Expectations for excellence in candidate performance are developed for each candidate,
aligned with the principles of administrative practice outlined in Standard 3, and
included in the individual induction plan.
Six areas related to principles of administrative practice were identified in Standard 3 as the conceptual themes to be woven through the advanced level of preparation for school administrators. Candidate expectations will fall within the broadly defined thematic areas, but will be different for each candidate, depending on past experiences, current job assignments, and future career development goals and plans. The defined expectations and ways in which performance in meeting those expectations will be measured, and the plan for assessing the achievement of the performance goals will be a part of the candidate’s clear credential induction plan.
Factors to Consider
The following factors serve as a guide for initial program design and ongoing program evaluation:
• The individualized program of studies, including the university and non-university components, is designed to foster development that is congruent with the six themes related to administrative practice (Standard 3).
• Areas of special emphasis are recognized and defined in appropriate ways in each candidate’s clear credential induction plan includes clearly stated expectations and indicates how progress in each thematic area will be developed and assessed.
• The candidate, the university supervisor, and the mentor all have input into the design of the expectations, and the ways in which competence will be measured.
• Curriculum offerings, individual mentoring experiences and other professional development experiences are offered to prepare candidates to meet the defined expectations.
• The program meets other factors related to this standard of quality brought to the attention of the team by the program sponsor.
The Educational Leadership and Administration Program strives at all times to acknowledge
the need for a set of core competencies and at the same time, recognize the individual
needs of candidates. The six CPSELs represent the core areas and within those six
themes, almost all leadership competencies can be identified. The Induction Plan
contains details on areas of special emphasis as determined by the initial assessment
using the Descriptions of Practice (WestEd, 2003), the needs of the candidate’s employer,
or in the analysis of the candidate, district mentor and/or university mentor.
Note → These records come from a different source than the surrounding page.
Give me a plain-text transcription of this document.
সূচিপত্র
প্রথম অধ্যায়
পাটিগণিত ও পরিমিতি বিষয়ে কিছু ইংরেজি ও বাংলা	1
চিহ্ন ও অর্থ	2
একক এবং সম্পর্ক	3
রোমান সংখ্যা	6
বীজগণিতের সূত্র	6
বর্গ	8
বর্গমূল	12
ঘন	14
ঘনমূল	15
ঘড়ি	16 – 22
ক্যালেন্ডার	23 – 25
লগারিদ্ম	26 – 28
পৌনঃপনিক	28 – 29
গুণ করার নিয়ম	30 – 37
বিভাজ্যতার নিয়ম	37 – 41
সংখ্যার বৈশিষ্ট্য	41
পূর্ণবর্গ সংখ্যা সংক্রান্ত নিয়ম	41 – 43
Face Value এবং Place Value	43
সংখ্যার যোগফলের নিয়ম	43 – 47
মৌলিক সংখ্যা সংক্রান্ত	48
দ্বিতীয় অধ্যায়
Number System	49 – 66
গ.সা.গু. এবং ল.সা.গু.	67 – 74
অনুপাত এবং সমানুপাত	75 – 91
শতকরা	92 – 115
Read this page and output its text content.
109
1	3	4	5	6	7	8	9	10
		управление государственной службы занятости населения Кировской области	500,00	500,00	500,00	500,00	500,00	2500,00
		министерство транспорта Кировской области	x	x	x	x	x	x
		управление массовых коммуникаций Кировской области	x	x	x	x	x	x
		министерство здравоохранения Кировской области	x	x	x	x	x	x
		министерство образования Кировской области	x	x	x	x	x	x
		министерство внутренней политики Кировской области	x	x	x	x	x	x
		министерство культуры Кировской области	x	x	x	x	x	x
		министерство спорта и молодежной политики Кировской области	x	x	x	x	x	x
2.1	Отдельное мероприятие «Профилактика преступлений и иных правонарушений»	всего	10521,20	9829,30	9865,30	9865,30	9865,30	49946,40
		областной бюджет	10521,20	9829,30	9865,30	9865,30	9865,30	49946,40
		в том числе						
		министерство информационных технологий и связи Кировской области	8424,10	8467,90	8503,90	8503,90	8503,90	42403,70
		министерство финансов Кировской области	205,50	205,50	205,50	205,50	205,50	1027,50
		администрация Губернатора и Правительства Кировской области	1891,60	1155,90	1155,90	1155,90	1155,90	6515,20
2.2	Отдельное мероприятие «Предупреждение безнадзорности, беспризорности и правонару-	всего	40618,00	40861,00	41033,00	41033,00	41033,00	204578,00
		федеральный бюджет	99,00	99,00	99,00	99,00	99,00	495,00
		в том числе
In
each case, expectations for successful mastery are clearly stated as well as the manner
and metrics with which progress will be assessed. As mentioned previously, all participants;
candidate, district mentor, and university mentor play vital roles in the development
and approval of activities and assessment.
In Standard 3, examples were provided of activities related to the CPSELs, which form part of the coursework in the program. In all coursework, the candidate must reflect upon the CPSEL framework and specific CPSELs. Also, for any activity that is non-university, the candidate must write a similar reflection. In the Preliminary Administrative Services Credential Program, each course was linked to specific CPSEL/CTC standards. In the Clear Administrative Services Credential, the Educational Leadership and Administration Program recognizes the wide variety of administrative responsibilities of new leaders in the program and allows greater flexibility, so that neither instructors, mentors, or candidates are constrained within a tight-woven structure. Nevertheless, the CPSELs are incorporated into all coursework, mentoring, and activities of the entire Clear Administrative Services Credential Program.
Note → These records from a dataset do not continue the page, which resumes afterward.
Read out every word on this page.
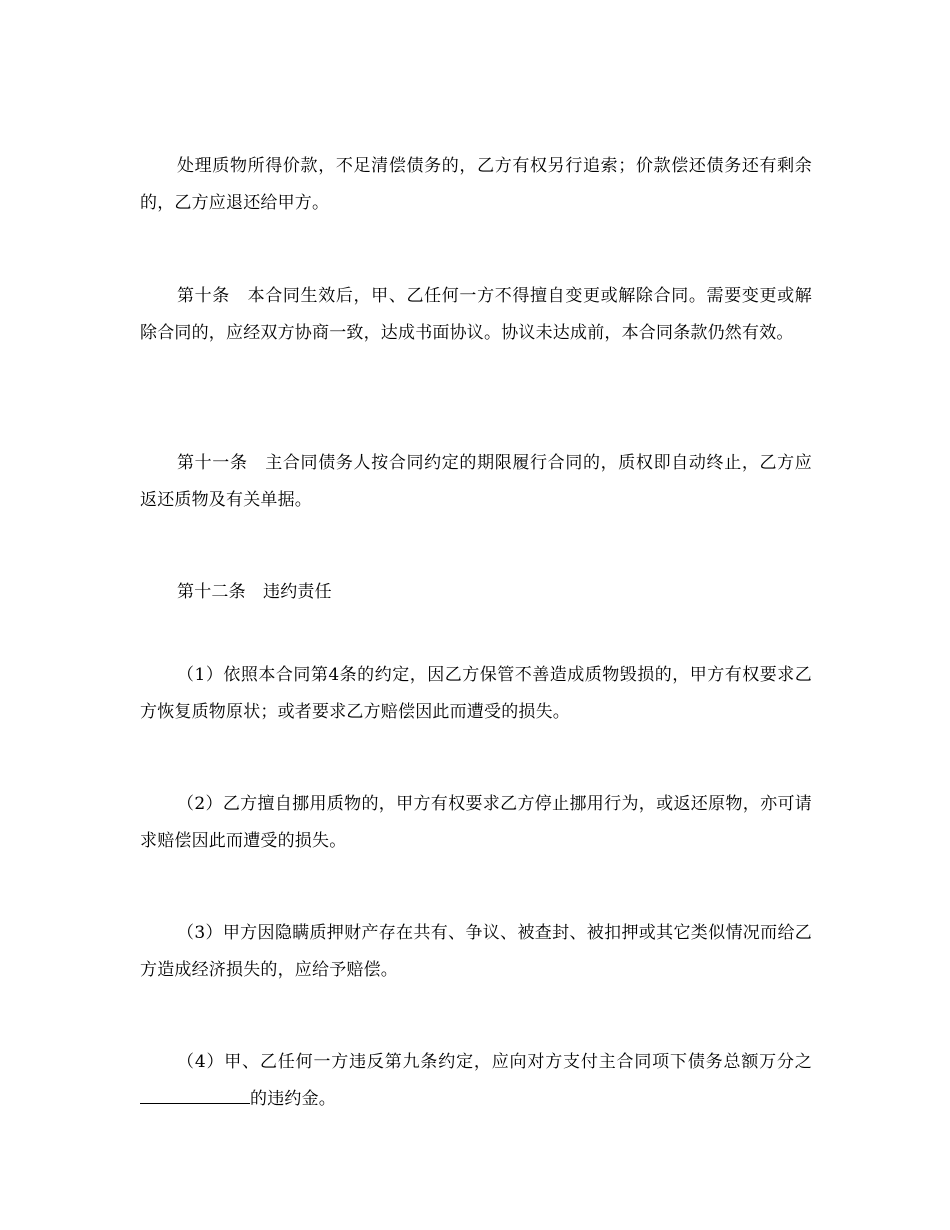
处理质物所得价款，不足清偿债务的，乙方有权另行追索；价款偿还债务还有剩余的，乙方应退还给甲方。

第十条　本合同生效后，甲、乙任何一方不得擅自变更或解除合同。需要变更或解除合同的，应经双方协商一致，达成书面协议。协议未达成前，本合同条款仍然有效。

第十一条　主合同债务人按合同约定的期限履行合同的，质权即自动终止，乙方应返还质物及有关单据。

第十二条　违约责任

（1）依照本合同第4条的约定，因乙方保管不善造成质物毁损的，甲方有权要求乙方恢复质物原状；或者要求乙方赔偿因此而遭受的损失。

（2）乙方擅自挪用质物的，甲方有权要求乙方停止挪用行为，或返还原物，亦可请求赔偿因此而遭受的损失。

（3）甲方因隐瞒质押财产存在共有、争议、被查封、被扣押或其它类似情况而给乙方造成经济损失的，应给予赔偿。

（4）甲、乙任何一方违反第九条约定，应向对方支付主合同项下债务总额万分之的违约金。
Please see Appendix 14 for the induction plan and the manner in which expectations and progress are assessed and recorded. The candidate and the district mentor develop the preliminary plan, including the expectations and progress recording, and then meet with the university mentor for final review and authorization.
As designed, the program offers coursework through the university, individual mentoring for the candidate, and a wide variety of options for the candidate to be able to choose those that best meet the needs determined by the initial assessment (Appendix 13) and induction plan
(Appendix 14). The great degree of flexibility in the design of the program, including the ability to modify the initial induction plan when necessary, and the ability to seek professional growth opportunities through almost any avenue available are the hallmarks of the Clear Administrative Services Credential Program at California State University, Fresno.
As in all program activities, ongoing evaluation, as well as an annual review, serves to ensure that the program not only meets the standards as required by the CCTC, but by the local school districts that depend on our program to prepare their educational leaders.